9.Conformément au paragraphe 3 a) de l’article 2 du Pacte, l’État partie est tenu d’assurer à l’auteur un recours utile. Il lui incombe de réparer intégralement le préjudice subi par les personnes qui ont été victimes d’une violation des droits qui leur sont reconnus par le Pacte. L’État partie a donc l’obligation, notamment, d’indemniser l’auteur comme il se doit. Il est également tenu de prendre les mesures voulues pour éviter que des violations semblables ne soient commises à l’avenir. À ce sujet, le Comité appelle une nouvelle fois l’État partie à réviser sa législation, en particulier la loi du 30 décembre 1997 relative aux manifestations collectives qui a été appliquée en l’espèce, afin que les droits consacrés par les articles 19 et 21 du Pacte puissent être pleinement exercés dans l’État partie.

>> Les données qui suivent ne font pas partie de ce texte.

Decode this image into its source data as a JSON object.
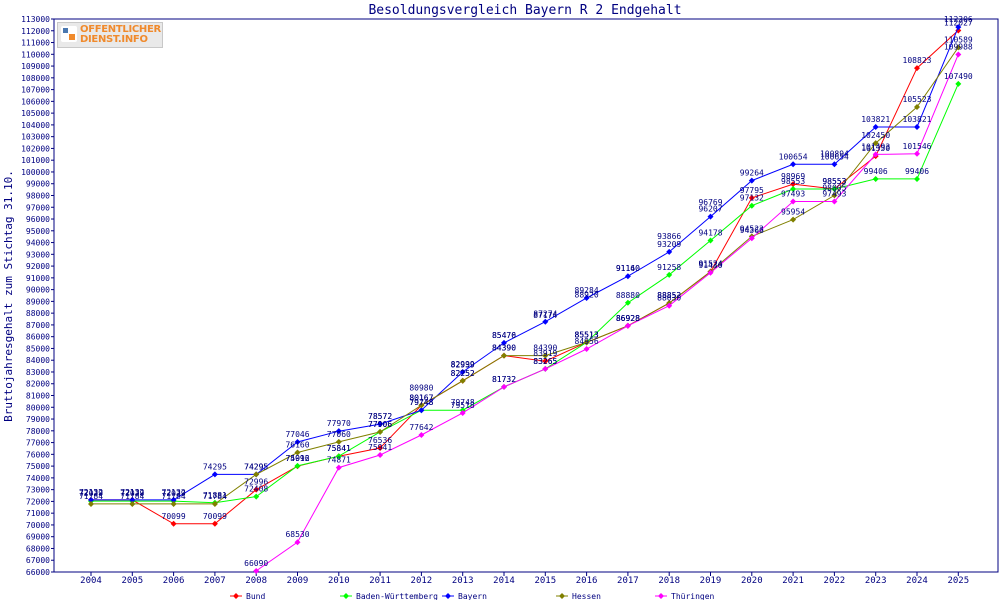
{
  "logo": {
    "line1": "OFFENTLICHER",
    "line2": "DIENST.INFO"
  },
  "chart_data": {
    "type": "line",
    "title": "Besoldungsvergleich Bayern R 2 Endgehalt",
    "xlabel": "",
    "ylabel": "Bruttojahresgehalt zum Stichtag 31.10.",
    "ylim": [
      66000,
      113000
    ],
    "y_tick_step": 1000,
    "grid": false,
    "legend_position": "bottom",
    "x": [
      "2004",
      "2005",
      "2006",
      "2007",
      "2008",
      "2009",
      "2010",
      "2011",
      "2012",
      "2013",
      "2014",
      "2015",
      "2016",
      "2017",
      "2018",
      "2019",
      "2020",
      "2021",
      "2022",
      "2023",
      "2024",
      "2025"
    ],
    "series": [
      {
        "name": "Bund",
        "color": "#ff0000",
        "values": [
          72132,
          72132,
          70099,
          70099,
          72996,
          74992,
          75841,
          76536,
          80167,
          82252,
          84390,
          83919,
          85513,
          86928,
          88852,
          91524,
          97795,
          98969,
          98553,
          101350,
          108823,
          112027
        ]
      },
      {
        "name": "Baden-Württemberg",
        "color": "#00ff00",
        "values": [
          72029,
          72029,
          72029,
          71881,
          72408,
          75016,
          75841,
          77906,
          79748,
          79748,
          81732,
          83265,
          85513,
          88880,
          91258,
          94178,
          97132,
          98553,
          98553,
          99406,
          99406,
          107490
        ]
      },
      {
        "name": "Bayern",
        "color": "#0000ff",
        "values": [
          72132,
          72132,
          72132,
          74295,
          74295,
          77046,
          77970,
          78572,
          79748,
          82999,
          85470,
          87274,
          89284,
          91140,
          93209,
          96207,
          99264,
          100654,
          100654,
          103821,
          103821,
          112306
        ]
      },
      {
        "name": "Hessen",
        "color": "#808000",
        "values": [
          71784,
          71784,
          71784,
          71784,
          74295,
          76160,
          77060,
          77906,
          80167,
          82252,
          84390,
          84390,
          85513,
          86928,
          88852,
          91524,
          94523,
          95954,
          98005,
          102450,
          105523,
          110589
        ]
      },
      {
        "name": "Thüringen",
        "color": "#ff00ff",
        "values": [
          null,
          null,
          null,
          null,
          66090,
          68530,
          74871,
          75941,
          77642,
          79518,
          81732,
          83265,
          84956,
          86928,
          88630,
          91430,
          94366,
          97493,
          97493,
          101493,
          101546,
          109988
        ]
      }
    ],
    "annotations": [
      {
        "x": "2018",
        "y": 93866,
        "text": "93866"
      },
      {
        "x": "2019",
        "y": 96769,
        "text": "96769"
      },
      {
        "x": "2022",
        "y": 100894,
        "text": "100894"
      },
      {
        "x": "2013",
        "y": 82939,
        "text": "82939"
      },
      {
        "x": "2012",
        "y": 80980,
        "text": "80980"
      },
      {
        "x": "2011",
        "y": 78572,
        "text": "78572"
      },
      {
        "x": "2016",
        "y": 88920,
        "text": "88920"
      },
      {
        "x": "2015",
        "y": 87174,
        "text": "87174"
      },
      {
        "x": "2017",
        "y": 91160,
        "text": "91160"
      },
      {
        "x": "2014",
        "y": 85476,
        "text": "85476"
      }
    ]
  }
}
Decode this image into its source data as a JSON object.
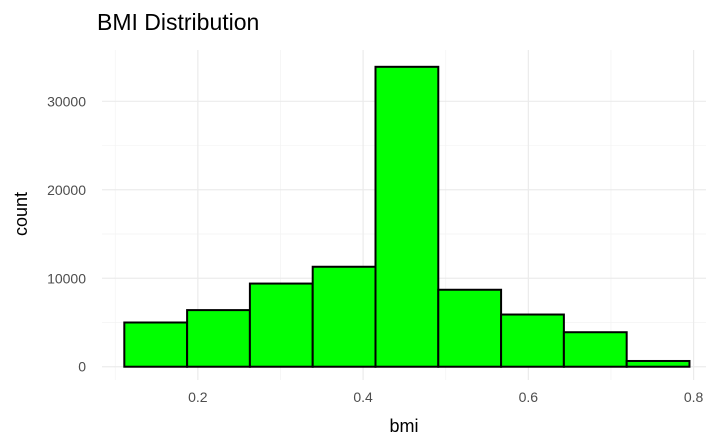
{
  "chart_data": {
    "type": "bar",
    "title": "BMI Distribution",
    "xlabel": "bmi",
    "ylabel": "count",
    "xlim": [
      0.084,
      0.815
    ],
    "ylim": [
      -1500,
      35800
    ],
    "xticks": [
      0.2,
      0.4,
      0.6,
      0.8
    ],
    "xtick_labels": [
      "0.2",
      "0.4",
      "0.6",
      "0.8"
    ],
    "yticks": [
      0,
      10000,
      20000,
      30000
    ],
    "ytick_labels": [
      "0",
      "10000",
      "20000",
      "30000"
    ],
    "grid": true,
    "bar_color": "#00ff00",
    "bar_outline": "#000000",
    "bins": [
      {
        "x0": 0.111,
        "x1": 0.187,
        "count": 5000
      },
      {
        "x0": 0.187,
        "x1": 0.263,
        "count": 6400
      },
      {
        "x0": 0.263,
        "x1": 0.339,
        "count": 9400
      },
      {
        "x0": 0.339,
        "x1": 0.415,
        "count": 11300
      },
      {
        "x0": 0.415,
        "x1": 0.491,
        "count": 33900
      },
      {
        "x0": 0.491,
        "x1": 0.567,
        "count": 8700
      },
      {
        "x0": 0.567,
        "x1": 0.643,
        "count": 5900
      },
      {
        "x0": 0.643,
        "x1": 0.719,
        "count": 3900
      },
      {
        "x0": 0.719,
        "x1": 0.795,
        "count": 650
      }
    ]
  }
}
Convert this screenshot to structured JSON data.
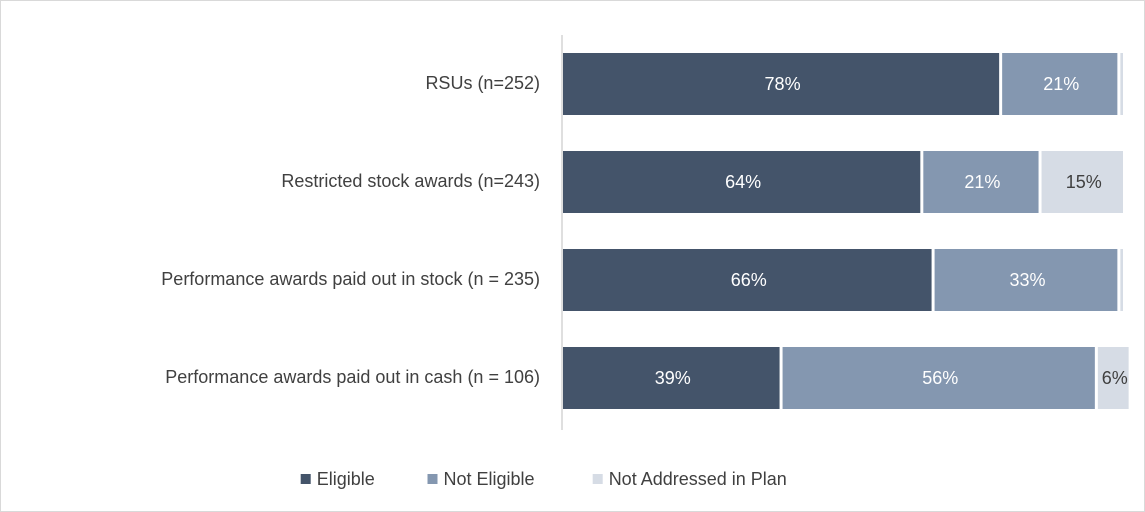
{
  "chart_data": {
    "type": "stacked_barh",
    "categories": [
      "RSUs (n=252)",
      "Restricted stock awards (n=243)",
      "Performance awards paid out in stock (n = 235)",
      "Performance awards paid out in cash (n = 106)"
    ],
    "series": [
      {
        "name": "Eligible",
        "color": "#44546a",
        "label_color": "#ffffff",
        "values": [
          78,
          64,
          66,
          39
        ],
        "value_labels": [
          "78%",
          "64%",
          "66%",
          "39%"
        ]
      },
      {
        "name": "Not Eligible",
        "color": "#8497b0",
        "label_color": "#ffffff",
        "values": [
          21,
          21,
          33,
          56
        ],
        "value_labels": [
          "21%",
          "21%",
          "33%",
          "56%"
        ]
      },
      {
        "name": "Not Addressed in Plan",
        "color": "#d6dce5",
        "label_color": "#404040",
        "values": [
          1,
          15,
          1,
          6
        ],
        "value_labels": [
          null,
          "15%",
          null,
          "6%"
        ]
      }
    ],
    "xlim": [
      0,
      100
    ],
    "legend": "bottom"
  }
}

10.Étant donné qu’en adhérant au Protocole facultatif l’État partie a reconnu que le Comité avait compétence pour déterminer s’il y avait eu ou non violation du Pacte et que, conformément à l’article 2 du Pacte, il s’est engagé à garantir à tous les individus se trouvant sur son territoire et relevant de sa juridiction les droits reconnus dans le Pacte et à assurer un recours utile et exécutoire lorsqu’une violation a été établie, le Comité souhaite recevoir de l’État partie, dans un délai de cent quatre-vingts jours, des renseignements sur les mesures prises pour donner effet à ses constatations. L’État partie est invité en outre à rendre celles-ci publiques et à les diffuser largement dans le pays en biélorusse et en russe.